If Cubans are sent back, would they face persecution?

Federals officials are trying to determine the answer to a key question: Will the 42,000 refugees who have fled to the United States face persecution if returned to Cuba?

If so, they will likely be allowed to stay.

If not, they like the Haitian refugees now in south Florida, face deportation.

In the case of the Haitians, official are convinced these refugees will wuffer only poverty, not persecution, if returned.

Monitor interviews with dozens of Cuban refugees here indicate the most of the Cubans coming to the US in the past few weeks have not been politically active againts the regime of President Fidel Castro.

Although a minority of those arriving in the US have served prison sentences in Cuba for anticommunist acts, the vast majority of the refugees have simply grumbled at the system for years and now have leaped at the chance for a better life in the US.

Their only so-called political act against the Castro government has been to leave their country. But even this was done with the approval of the Castro regime.

Yet almost to a person, these refugees say they would almost certainly be put in jail, or worse, if returned.

One young medical student here said she almost certainly would not be allowed to resume her studies. And a number of working persons said they would be forced to take menial jobs at much lower pay than their previous work. In addition, some said they would face more of the kind of social pressures -- insults, objects thrown at their houses -- which they faced just prior to their leaving the country.

"This act of coming here is a political act," said one Cuban worker as he sat with several other men on a cot in one of the 30- person tents. He and other refugees are convinced they would pay dearly for this act if returned.

Haitians make the same point, but they are not believed by federal officials.

Wayne Joy, who heads the Immigration and Naturalization Service (INS) screening here says: "Technically, these people [Cubans] are saying they will persecuted fo their political beliefs. Mostly they're opposed to the communist system."

In an interview, Mr. Joy confirmed the findings of this newspaper that most of the refugees have committed no act against the Castro government other than to leave the island.

Based strictly on US receptions of earlier waves of Cuban refugees, it would seem that few of the new arrivals face deportation. "There have been no large numbers expelled in the past," Mr. Joy acknowledged with a smile at a press conference.

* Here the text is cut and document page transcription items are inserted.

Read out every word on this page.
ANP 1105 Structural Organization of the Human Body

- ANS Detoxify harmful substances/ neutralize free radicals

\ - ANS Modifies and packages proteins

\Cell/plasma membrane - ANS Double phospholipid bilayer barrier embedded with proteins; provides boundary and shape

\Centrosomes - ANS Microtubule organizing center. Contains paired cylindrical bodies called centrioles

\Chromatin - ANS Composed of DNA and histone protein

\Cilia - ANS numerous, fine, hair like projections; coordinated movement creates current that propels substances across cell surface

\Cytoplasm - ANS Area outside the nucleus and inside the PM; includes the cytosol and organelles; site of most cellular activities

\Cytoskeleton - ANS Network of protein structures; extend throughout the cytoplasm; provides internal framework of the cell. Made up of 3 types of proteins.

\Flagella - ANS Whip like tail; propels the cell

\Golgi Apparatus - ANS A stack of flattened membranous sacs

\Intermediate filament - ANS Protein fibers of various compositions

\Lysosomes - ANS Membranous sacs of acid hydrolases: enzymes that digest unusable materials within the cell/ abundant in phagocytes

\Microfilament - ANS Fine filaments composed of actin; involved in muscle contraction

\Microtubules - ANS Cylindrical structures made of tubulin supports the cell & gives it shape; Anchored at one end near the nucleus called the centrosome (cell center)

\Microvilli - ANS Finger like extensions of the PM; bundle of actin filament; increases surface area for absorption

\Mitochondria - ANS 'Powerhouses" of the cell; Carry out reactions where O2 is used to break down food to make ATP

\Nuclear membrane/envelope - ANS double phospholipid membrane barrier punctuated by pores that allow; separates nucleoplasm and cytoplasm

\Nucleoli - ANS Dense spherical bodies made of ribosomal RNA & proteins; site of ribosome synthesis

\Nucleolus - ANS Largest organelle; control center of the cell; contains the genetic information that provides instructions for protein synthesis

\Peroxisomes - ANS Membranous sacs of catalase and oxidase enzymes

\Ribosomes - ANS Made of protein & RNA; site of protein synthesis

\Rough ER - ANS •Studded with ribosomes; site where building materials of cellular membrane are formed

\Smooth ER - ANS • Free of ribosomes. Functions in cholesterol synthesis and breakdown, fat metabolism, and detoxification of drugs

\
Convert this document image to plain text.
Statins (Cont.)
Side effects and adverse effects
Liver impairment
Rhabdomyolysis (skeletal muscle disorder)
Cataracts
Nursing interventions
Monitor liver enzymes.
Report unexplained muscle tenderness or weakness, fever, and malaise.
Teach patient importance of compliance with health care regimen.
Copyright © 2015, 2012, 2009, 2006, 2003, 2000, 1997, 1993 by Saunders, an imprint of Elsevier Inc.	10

But privately, INS officials admit to confusion. No federal guidelines have been issued, for example, under the new refugee act which recently went into effect. And there seems to be little communication between the White House and regional INs officials who will make the decisions about who stays.

In late April, Miami INS director Richard Norris reportedly said some of the Cubans may be classified as "economic" refugees -- a classification given to almost of the Haitians. These Haitians face deportation.

Earlier this month, President Carter spoke of welcoming the refugees with "open arms." Since then, White House press secretary Jody Powell has said that some of the refugees without relatives in the US "may not be allowed to stay." On May 14, President Carter said some criminals had been detected among the refugees. He said the US government "will not permit our country to be used as a dumping ground."

PResident Cartet mentioned only 400 criminals. These, according to INS officials here, are suspected of having commited theft, murder, prostitution, or other offenses in Cuba. But some 40 percent of the refugees here (at "Camp Liberty" where refugees requiring more thorough investigation are sent) have admitted some criminal background, Mr. Joy told the Monitor. Include in this group are persons jailed for several years for stealing bananas or chickens.